FAQ (Frequently Asked Questions)

1. What are the Bravais lattices?

Auguste Bravais demonstrated that there are 14 different ways in which crystal lattice points can be arranged in a unit cell, in the three-dimensional space based on their geometry and without any change in their translational symmetry. For his contributions to the discovery, crystal lattice structures are described as Bravais lattices.

There are three types of Cubic Bravais lattices, that are primitive, face and body-centered, two types of tetragonal lattices, that are primitive and body-centered, four orthorhombic types, that are primitive, face, body, and end-centered, two monoclinic types, that are, primitive and end-centered.

Rhombohedral and Triclinic have only primitive types of Bravais lattice, while a simple hexagonal cell is the Bravais lattice for Hexagonal systems.

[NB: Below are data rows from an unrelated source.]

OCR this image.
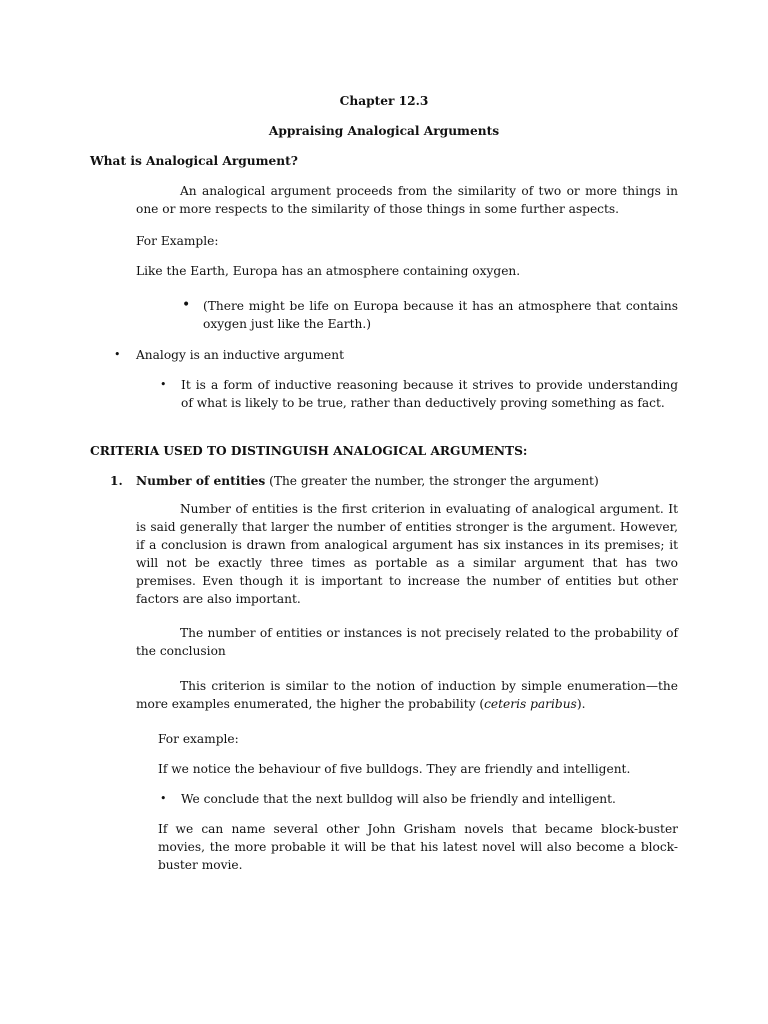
Chapter 12.3
Appraising Analogical Arguments
What is Analogical Argument?

An analogical argument proceeds from the similarity of two or more things in one or more respects to the similarity of those things in some further aspects.

For Example:
Like the Earth, Europa has an atmosphere containing oxygen.
• (There might be life on Europa because it has an atmosphere that contains oxygen just like the Earth.)

• Analogy is an inductive argument
• It is a form of inductive reasoning because it strives to provide understanding of what is likely to be true, rather than deductively proving something as fact.

CRITERIA USED TO DISTINGUISH ANALOGICAL ARGUMENTS:
1. Number of entities (The greater the number, the stronger the argument)

Number of entities is the first criterion in evaluating of analogical argument. It is said generally that larger the number of entities stronger is the argument. However, if a conclusion is drawn from analogical argument has six instances in its premises; it will not be exactly three times as portable as a similar argument that has two premises. Even though it is important to increase the number of entities but other factors are also important.

The number of entities or instances is not precisely related to the probability of the conclusion

This criterion is similar to the notion of induction by simple enumeration—the more examples enumerated, the higher the probability (ceteris paribus).

For example:
If we notice the behaviour of five bulldogs. They are friendly and intelligent.
• We conclude that the next bulldog will also be friendly and intelligent.

If we can name several other John Grisham novels that became block-buster movies, the more probable it will be that his latest novel will also become a block-buster movie.
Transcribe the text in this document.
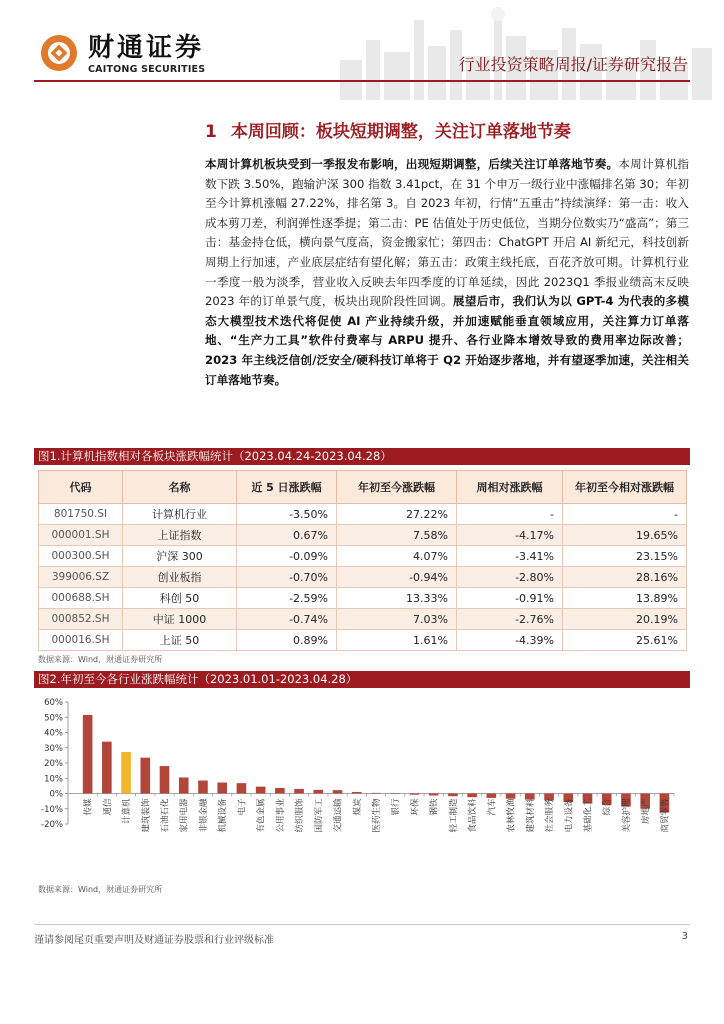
财通证券
CAITONG SECURITIES	行业投资策略周报/证券研究报告
1 本周回顾：板块短期调整，关注订单落地节奏
本周计算机板块受到一季报发布影响，出现短期调整，后续关注订单落地节奏。本周计算机指数下跌 3.50%，跑输沪深 300 指数 3.41pct，在 31 个申万一级行业中涨幅排名第 30；年初至今计算机涨幅 27.22%，排名第 3。自 2023 年初，行情“五重击”持续演绎：第一击：收入成本剪刀差，利润弹性逐季提；第二击：PE 估值处于历史低位，当期分位数实乃“盛高”；第三击：基金持仓低，横向景气度高，资金搬家忙；第四击：ChatGPT 开启 AI 新纪元，科技创新周期上行加速，产业底层症结有望化解；第五击：政策主线托底，百花齐放可期。计算机行业一季度一般为淡季，营业收入反映去年四季度的订单延续，因此 2023Q1 季报业绩高末反映 2023 年的订单景气度，板块出现阶段性回调。展望后市，我们认为以 GPT-4 为代表的多模态大模型技术迭代将促使 AI 产业持续升级，并加速赋能垂直领域应用，关注算力订单落地、“生产力工具”软件付费率与 ARPU 提升、各行业降本增效导致的费用率边际改善；2023 年主线泛信创/泛安全/硬科技订单将于 Q2 开始逐步落地，并有望逐季加速，关注相关订单落地节奏。
图1.计算机指数相对各板块涨跌幅统计（2023.04.24-2023.04.28）
代码	名称	近 5 日涨跌幅	年初至今涨跌幅	周相对涨跌幅	年初至今相对涨跌幅
801750.SI	计算机行业	-3.50%	27.22%	-	-
000001.SH	上证指数	0.67%	7.58%	-4.17%	19.65%
000300.SH	沪深 300	-0.09%	4.07%	-3.41%	23.15%
399006.SZ	创业板指	-0.70%	-0.94%	-2.80%	28.16%
000688.SH	科创 50	-2.59%	13.33%	-0.91%	13.89%
000852.SH	中证 1000	-0.74%	7.03%	-2.76%	20.19%
000016.SH	上证 50	0.89%	1.61%	-4.39%	25.61%
数据来源：Wind，财通证券研究所
图2.年初至今各行业涨跌幅统计（2023.01.01-2023.04.28）
60%
50%
40%
30%
20%
10%
0%
-10%
-20%
传媒 通信 计算机 建筑装饰 石油石化 家用电器 非银金融 机械设备 电子 有色金属 公用事业 纺织服饰 国防军工 交通运输 煤炭 医药生物 银行 环保 钢铁 轻工制造 食品饮料 汽车 农林牧渔 建筑材料 社会服务 电力设备 基础化工 综合 美容护理 房地产 商贸零售
数据来源：Wind，财通证券研究所
谨请参阅尾页重要声明及财通证券股票和行业评级标准	3
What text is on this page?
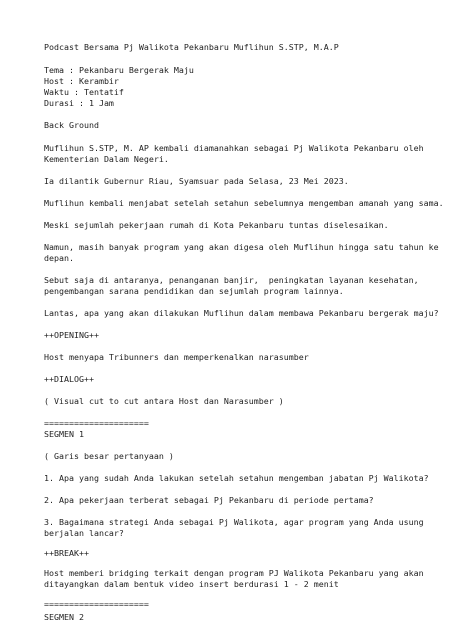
Podcast Bersama Pj Walikota Pekanbaru Muflihun S.STP, M.A.P
Tema : Pekanbaru Bergerak Maju
Host : Kerambir
Waktu : Tentatif
Durasi : 1 Jam
Back Ground
Muflihun S.STP, M. AP kembali diamanahkan sebagai Pj Walikota Pekanbaru oleh
Kementerian Dalam Negeri.
Ia dilantik Gubernur Riau, Syamsuar pada Selasa, 23 Mei 2023.
Muflihun kembali menjabat setelah setahun sebelumnya mengemban amanah yang sama.
Meski sejumlah pekerjaan rumah di Kota Pekanbaru tuntas diselesaikan.
Namun, masih banyak program yang akan digesa oleh Muflihun hingga satu tahun ke
depan.
Sebut saja di antaranya, penanganan banjir,  peningkatan layanan kesehatan,
pengembangan sarana pendidikan dan sejumlah program lainnya.
Lantas, apa yang akan dilakukan Muflihun dalam membawa Pekanbaru bergerak maju?
++OPENING++
Host menyapa Tribunners dan memperkenalkan narasumber
++DIALOG++
( Visual cut to cut antara Host dan Narasumber )
=====================
SEGMEN 1
( Garis besar pertanyaan )
1. Apa yang sudah Anda lakukan setelah setahun mengemban jabatan Pj Walikota?
2. Apa pekerjaan terberat sebagai Pj Pekanbaru di periode pertama?
3. Bagaimana strategi Anda sebagai Pj Walikota, agar program yang Anda usung
berjalan lancar?
++BREAK++
Host memberi bridging terkait dengan program PJ Walikota Pekanbaru yang akan
ditayangkan dalam bentuk video insert berdurasi 1 - 2 menit
=====================
SEGMEN 2
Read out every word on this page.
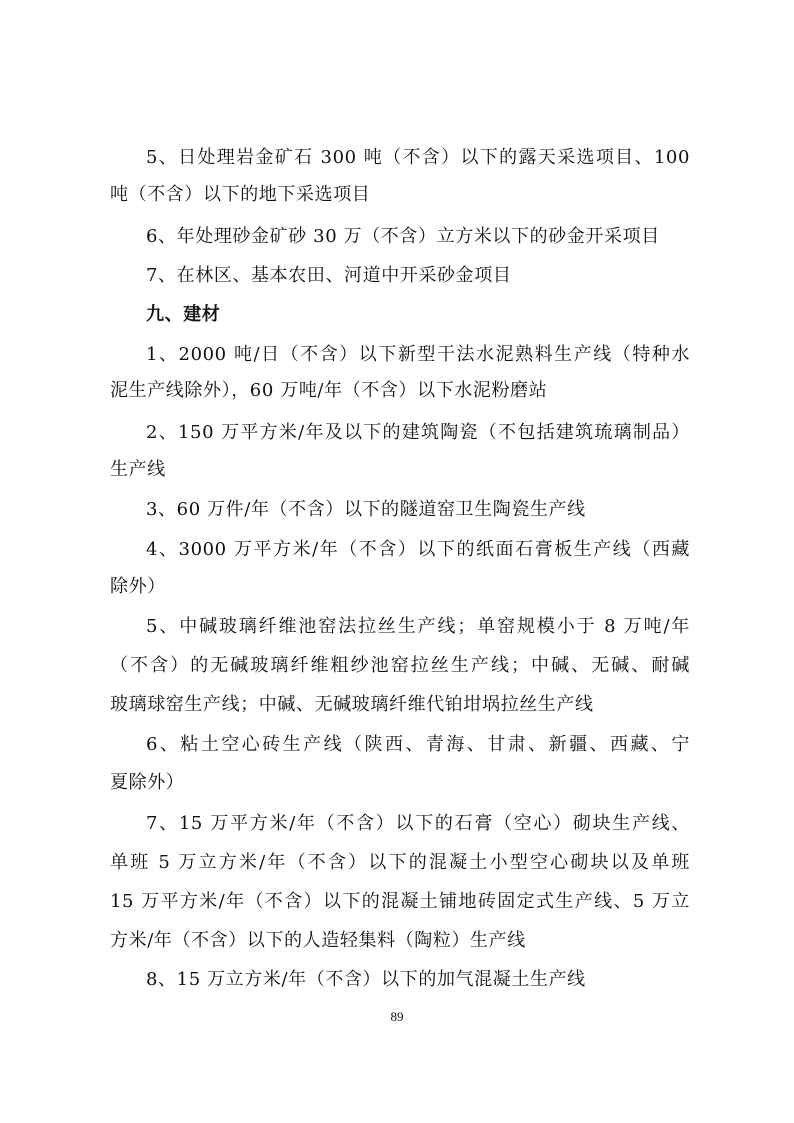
5、日处理岩金矿石 300 吨（不含）以下的露天采选项目、100
吨（不含）以下的地下采选项目
6、年处理砂金矿砂 30 万（不含）立方米以下的砂金开采项目
7、在林区、基本农田、河道中开采砂金项目
九、建材
1、2000 吨/日（不含）以下新型干法水泥熟料生产线（特种水
泥生产线除外），60 万吨/年（不含）以下水泥粉磨站
2、150 万平方米/年及以下的建筑陶瓷（不包括建筑琉璃制品）
生产线
3、60 万件/年（不含）以下的隧道窑卫生陶瓷生产线
4、3000 万平方米/年（不含）以下的纸面石膏板生产线（西藏
除外）
5、中碱玻璃纤维池窑法拉丝生产线；单窑规模小于 8 万吨/年
（不含）的无碱玻璃纤维粗纱池窑拉丝生产线；中碱、无碱、耐碱
玻璃球窑生产线；中碱、无碱玻璃纤维代铂坩埚拉丝生产线
6、粘土空心砖生产线（陕西、青海、甘肃、新疆、西藏、宁
夏除外）
7、15 万平方米/年（不含）以下的石膏（空心）砌块生产线、
单班 5 万立方米/年（不含）以下的混凝土小型空心砌块以及单班
15 万平方米/年（不含）以下的混凝土铺地砖固定式生产线、5 万立
方米/年（不含）以下的人造轻集料（陶粒）生产线
8、15 万立方米/年（不含）以下的加气混凝土生产线
89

2. What is a cubic crystal system? Describe different types of cubic crystals.

The cubic crystal system is one of the seven types of crystal systems. The atoms are present at each corner of the cube. The edge lengths are all equal to each other, i.e., a=b=c. The angles along the axes are perpendicular to each other. The different types of cubic crystals are primitive or plain cubic, face-centered, and body-centered. The primitive cubic unit cell has particles at each corner which are shared by the neighbouring cells. The body-centered cube has an additional atom at the center of the cell, i.e., center of all edge diagonals. The face-centered cube has an atom at the center of each face.